SW: That’s a good question really. I had a vision early on for the whole book. I knew that this was going to be a doomed family — not to give anything away — but rather like a country house murder where people get picked off one by one. I kind of wanted it to be a bit like that. The narration was crucial because there were lots of different ways I could have told the story. I liked the idea of the doctor partially because he fitted nicely into the genre of British ghost stories — a gentleman bachelor narrator who would tell the story from a slight distance.
Dr. Faraday was very much like them, a middle class country doctor, a friend of the family, and he was going to report these tragedies from a distance, not really understanding them. But then he became much more interesting to me as he became more complicated and that made the book much richer for me. He essentially becomes a bit of an unreliable narrator. Not in the sense that he’s lying to us — I don’t think he is anyway — but there are things going on that he can’t appreciate. Technically it was interesting having him as the narrator because he never experiences anything supernatural firsthand and that means we don’t either. We’re getting them reported to us, which does allow for a range of interpretations.
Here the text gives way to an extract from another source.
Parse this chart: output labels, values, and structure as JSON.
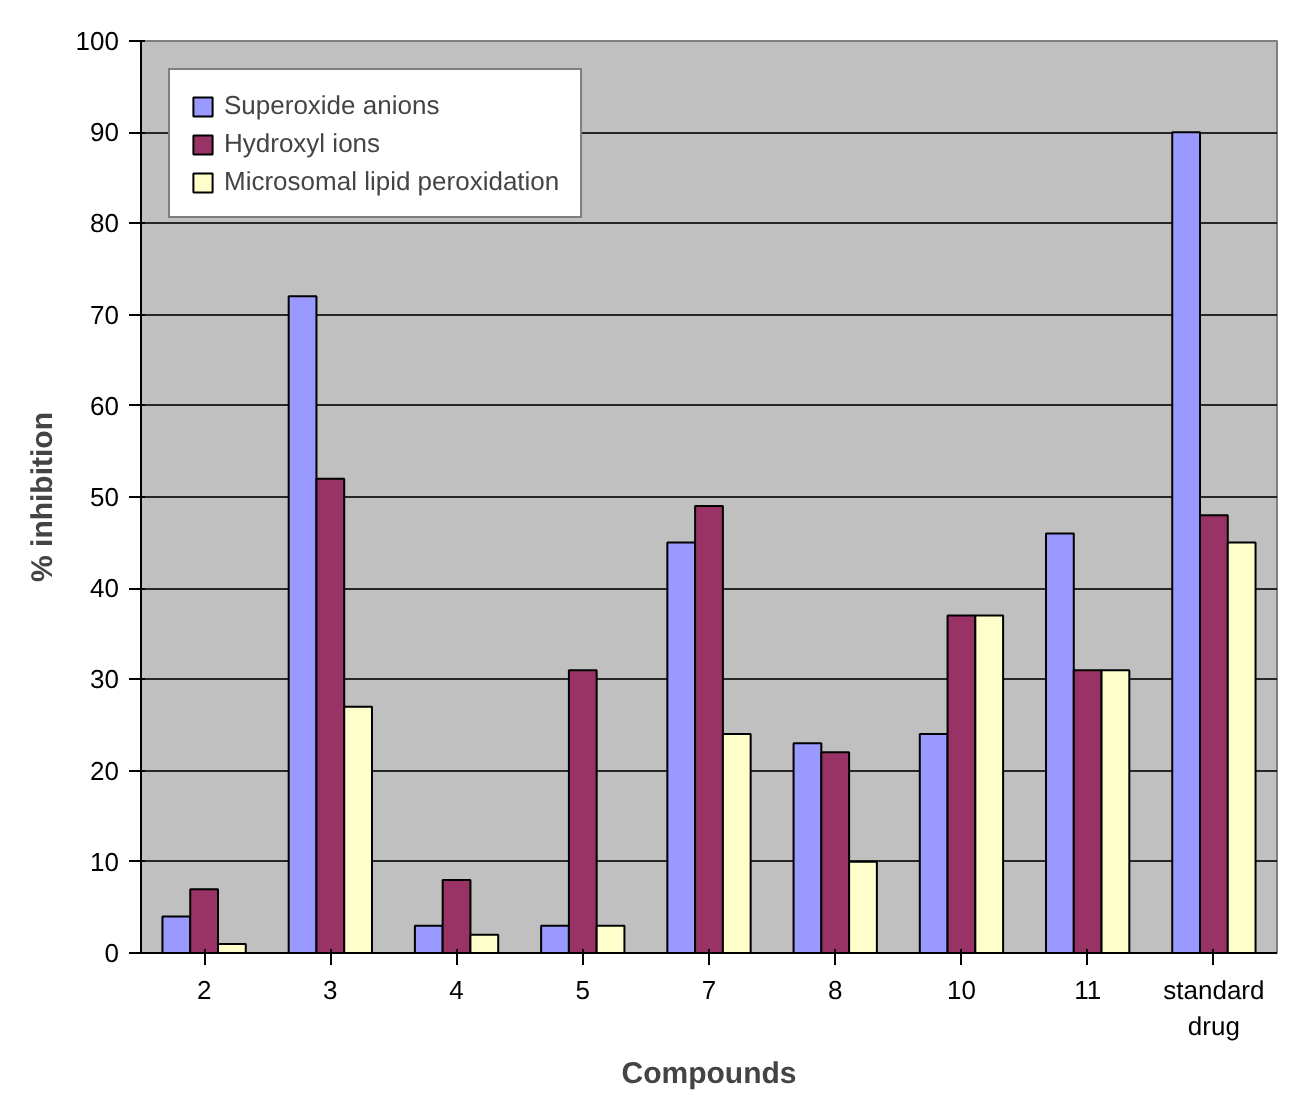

You’ve said that Tipping the Velvet and Fingersmith were exciting books to write because of the “devious plots,” as oppose to Affinity, which was a “gloomy book to write.” What was your experience like writing The Little Stranger?
SW: Funny enough, it was a relatively even writing process, which was pretty positive. I wrote this after writing The Night Watch, which was a difficult book. I was aware of the things that I had to get right with this book because the narrator was slightly unreliable. It’s quite a claustrophobic story in a sense. There’s no subplot. It’s all pretty much in the house and it’s like one thing after the other and I worried about that so I had to think about pacing. I was very preoccupied with details and aspects like that, which made it quite an intellectual exercise.
As fond as I was of the characters and as committed as I was to the story it didn’t have as much of me in it as The Night Watch. It wasn’t as emotional a writing experience. No less satisfying, just different.
Are you working on anything new now?
SW: I’m reading and thinking about the next one. Just taking it slowly.
SW: Well, I hardly dare say because it will probably change. At the moment, I’m drawn to the pre-war period of the twenties or thirties, probably back in London as much as I liked the country setting. I say this every time, but I’d really like to write something more upbeat. I’m going to write a romantic comedy this time! [Laughs]. But then I start to plan it and think, oh, but it would be much more interesting if this person was really wicked. The gloom really draws me. But Tipping the Velvet was such fun so I would like to write something a bit more rompy.